One of the YBAs (Young British Artists) who dominated the art scene in the UK during the 1990s, Damien Hirst shot to fame after winning the Turner Prize in 1995 and continues to shake up the art world with his dynamic approaches. His varied work often explores themes of art, religion, science, life and death and he works in different mediums as a sculptor, installation artist, painter and print maker.
‘Great art or good art, is when you look at it, experience it and it stays in your mind. I don’t think conceptual art and traditional art are all that different’. Damien Hirst
Hirst’s exploration into our complex relationship with pharmaceuticals is one of the most enduring themes in his work. His medicine cabinet and pill prints combine the aesthetics of minimalism with Hirst’s observation that, “science is the new religion for many people. It’s as simple and as complicated as that really.”
Amongst Hirst’s most widely recognized works, the spot series has 13 sub-categories of which the ‘Pharmaceutical’ paintings being the first and most prolific. We have two rare prints from this category available, ‘M Fluorobenzoyl Chloride’ and ‘Mannitol’ named after chemical compounds used in over the counter medicines.
Clean, flat circles of gloss paint on a stark white and clinical background, each Hirst spot print possesses an intensity that can be as addictive and all-consuming as the controlled substances they are named after.
Speaking on the spot series Hirst says, “It’s an assault on your senses. They grab hold of you and give you a good shaking. As adults, we’re not used to it. It’s an amazing fact that all objects leap beyond their own dimension.”
One to watch
For those looking to hang a similar cabinet in their home which makes a bold statement, as Mr Tibbles did with his Hirst, we recommend Lucy Sparrow as one of our most up and coming and investable artists.

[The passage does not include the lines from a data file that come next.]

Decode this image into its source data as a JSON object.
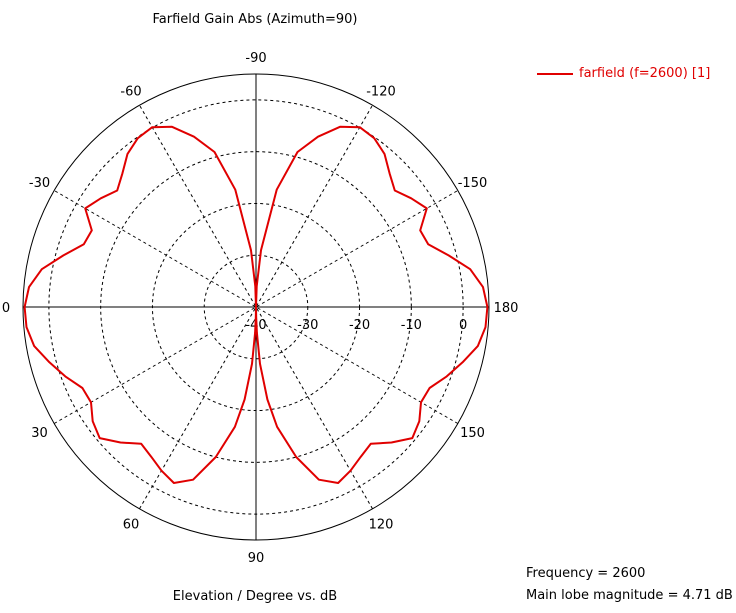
{
  "chart_data": {
    "type": "polar-line",
    "title": "Farfield Gain Abs (Azimuth=90)",
    "xlabel": "Elevation / Degree vs. dB",
    "angle_labels": [
      "0",
      "30",
      "60",
      "90",
      "120",
      "150",
      "180",
      "-150",
      "-120",
      "-90",
      "-60",
      "-30"
    ],
    "radial_ticks": [
      -40,
      -30,
      -20,
      -10,
      0
    ],
    "radial_range": [
      -40,
      5
    ],
    "grid": true,
    "legend_position": "top-right",
    "series": [
      {
        "name": "farfield (f=2600) [1]",
        "color": "#e00000",
        "angle": [
          0,
          5,
          10,
          15,
          20,
          25,
          30,
          35,
          40,
          45,
          50,
          55,
          60,
          65,
          70,
          75,
          80,
          83,
          86,
          88,
          89,
          90,
          91,
          92,
          94,
          97,
          100,
          105,
          110,
          115,
          120,
          125,
          130,
          135,
          140,
          145,
          150,
          155,
          160,
          165,
          170,
          175,
          180,
          185,
          190,
          195,
          200,
          205,
          210,
          215,
          220,
          225,
          230,
          235,
          240,
          245,
          250,
          255,
          260,
          265,
          268,
          270,
          272,
          275,
          280,
          285,
          290,
          295,
          300,
          305,
          310,
          315,
          320,
          325,
          330,
          335,
          340,
          345,
          350,
          355,
          360
        ],
        "gain_db": [
          4.7,
          4.5,
          3.5,
          1.3,
          -0.8,
          -3.0,
          -3.2,
          -1.5,
          -0.6,
          -3.0,
          -5.5,
          -4.7,
          -3.5,
          -2.5,
          -4.5,
          -10.0,
          -16.5,
          -22.0,
          -29.0,
          -35.0,
          -38.0,
          -40.0,
          -38.0,
          -35.0,
          -29.0,
          -22.0,
          -16.5,
          -10.0,
          -4.5,
          -2.5,
          -3.5,
          -4.7,
          -5.5,
          -3.0,
          -0.6,
          -1.5,
          -3.2,
          -3.0,
          -0.8,
          1.3,
          3.5,
          4.5,
          4.7,
          4.0,
          2.0,
          -1.5,
          -4.6,
          -5.0,
          -1.9,
          -3.4,
          -5.0,
          -3.5,
          -1.4,
          -0.2,
          0.1,
          -1.6,
          -5.0,
          -9.0,
          -17.0,
          -29.0,
          -36.0,
          -40.0,
          -36.0,
          -29.0,
          -17.0,
          -9.0,
          -5.0,
          -1.6,
          0.1,
          -0.2,
          -1.4,
          -3.5,
          -5.0,
          -3.4,
          -1.9,
          -5.0,
          -4.6,
          -1.5,
          2.0,
          4.0,
          4.7
        ]
      }
    ]
  },
  "legend": {
    "label": "farfield (f=2600) [1]"
  },
  "info": {
    "frequency": "Frequency = 2600",
    "main_lobe": "Main lobe magnitude = 4.71 dB"
  }
}
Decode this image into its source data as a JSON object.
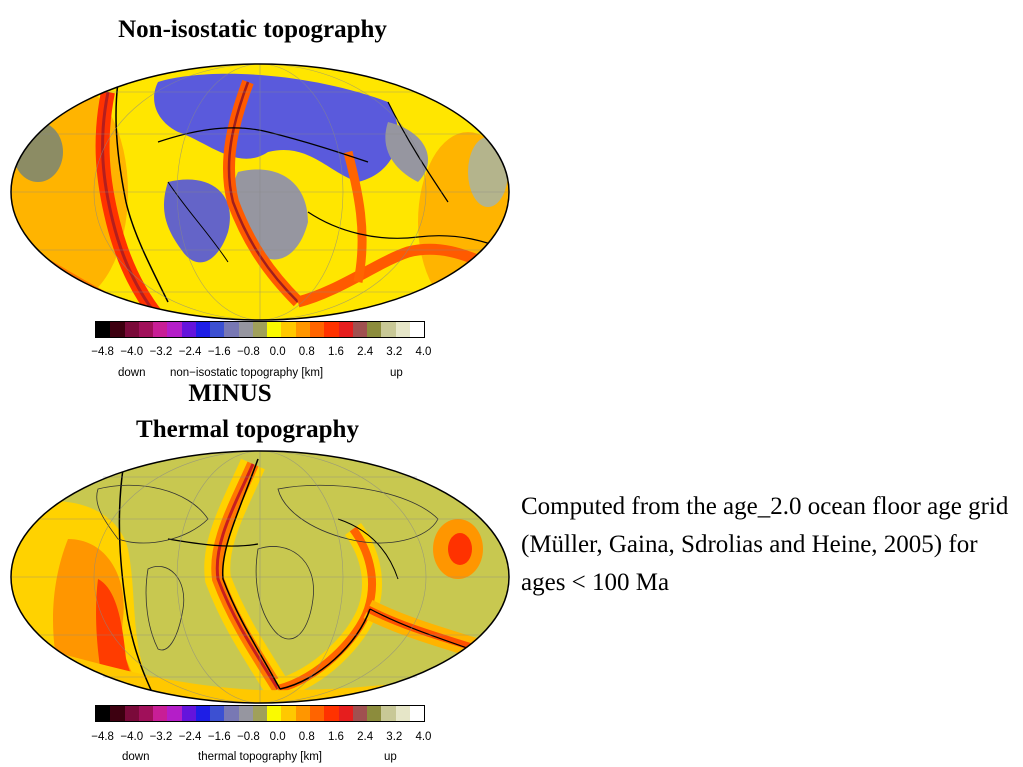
{
  "titles": {
    "top": "Non-isostatic topography",
    "minus": "MINUS",
    "bottom": "Thermal topography"
  },
  "colorbar": {
    "colors": [
      "#000000",
      "#3d0010",
      "#7a0a3a",
      "#a0105a",
      "#c81e96",
      "#b41ec8",
      "#6414dc",
      "#1e1ee6",
      "#3c50d2",
      "#7878b4",
      "#9696a0",
      "#a0a05a",
      "#fafa00",
      "#ffc800",
      "#ff9600",
      "#ff6400",
      "#ff3200",
      "#e61e1e",
      "#a05050",
      "#8c8c3c",
      "#c8c896",
      "#e6e6c8",
      "#ffffff"
    ],
    "ticks": [
      "−4.8",
      "−4.0",
      "−3.2",
      "−2.4",
      "−1.6",
      "−0.8",
      "0.0",
      "0.8",
      "1.6",
      "2.4",
      "3.2",
      "4.0"
    ]
  },
  "top_colorbar": {
    "down": "down",
    "label": "non−isostatic topography [km]",
    "up": "up"
  },
  "bottom_colorbar": {
    "down": "down",
    "label": "thermal topography [km]",
    "up": "up"
  },
  "note": "Computed from the age_2.0 ocean floor age grid (Müller, Gaina, Sdrolias and Heine, 2005) for ages < 100 Ma"
}
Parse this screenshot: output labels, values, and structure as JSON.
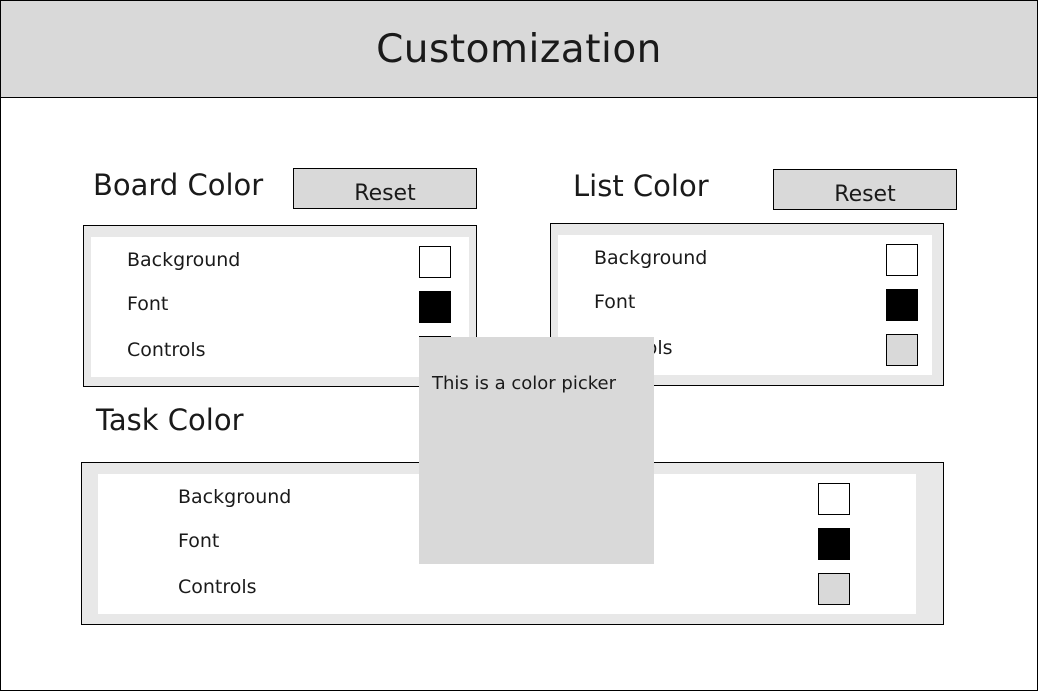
{
  "header": {
    "title": "Customization"
  },
  "board": {
    "title": "Board Color",
    "reset_label": "Reset",
    "rows": [
      {
        "label": "Background",
        "color": "#ffffff"
      },
      {
        "label": "Font",
        "color": "#000000"
      },
      {
        "label": "Controls",
        "color": "#d9d9d9"
      }
    ]
  },
  "list": {
    "title": "List Color",
    "reset_label": "Reset",
    "rows": [
      {
        "label": "Background",
        "color": "#ffffff"
      },
      {
        "label": "Font",
        "color": "#000000"
      },
      {
        "label": "Controls",
        "color": "#d9d9d9"
      }
    ]
  },
  "task": {
    "title": "Task Color",
    "rows": [
      {
        "label": "Background",
        "color": "#ffffff"
      },
      {
        "label": "Font",
        "color": "#000000"
      },
      {
        "label": "Controls",
        "color": "#d9d9d9"
      }
    ]
  },
  "color_picker": {
    "text": "This is a color picker"
  }
}
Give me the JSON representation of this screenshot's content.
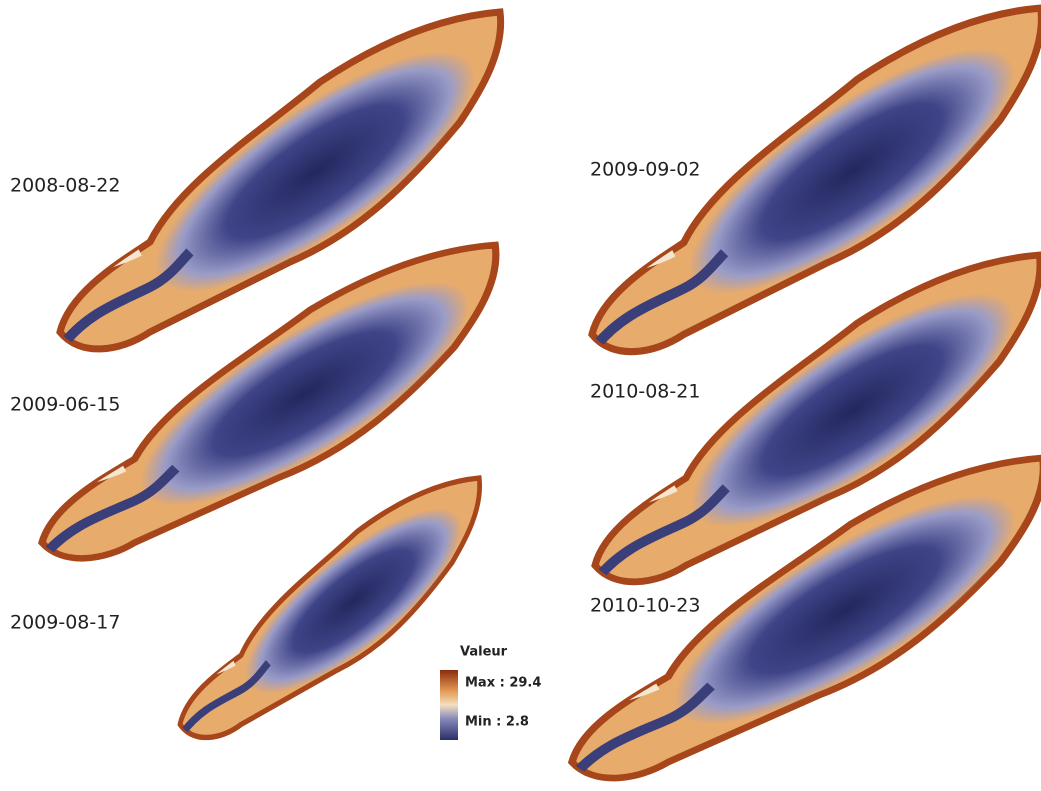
{
  "maps": [
    {
      "label": "2008-08-22"
    },
    {
      "label": "2009-06-15"
    },
    {
      "label": "2009-08-17"
    },
    {
      "label": "2009-09-02"
    },
    {
      "label": "2010-08-21"
    },
    {
      "label": "2010-10-23"
    }
  ],
  "legend": {
    "title": "Valeur",
    "max": "Max : 29.4",
    "min": "Min : 2.8"
  }
}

Taking the art world by storm with her large scale, immersive installations filled with everyday items reimagined as plush felt toys, Sparrow’s projects have included, *‘Triple Art Bypass’ – a felt depiction of an emergency operating theatre and consultation room and more recently, **‘Delicatessen on 6th’ - an upscale New York deli filled with felt foods.
The 'His ’n’ Hers’ cabinets we have available at artrepublic gallery each contain gendered toiletries in felt form that both celebrate the familiarity of these items but also raises questions on the expectations placed different genders and how males and females are marketed differently in a consumerist world.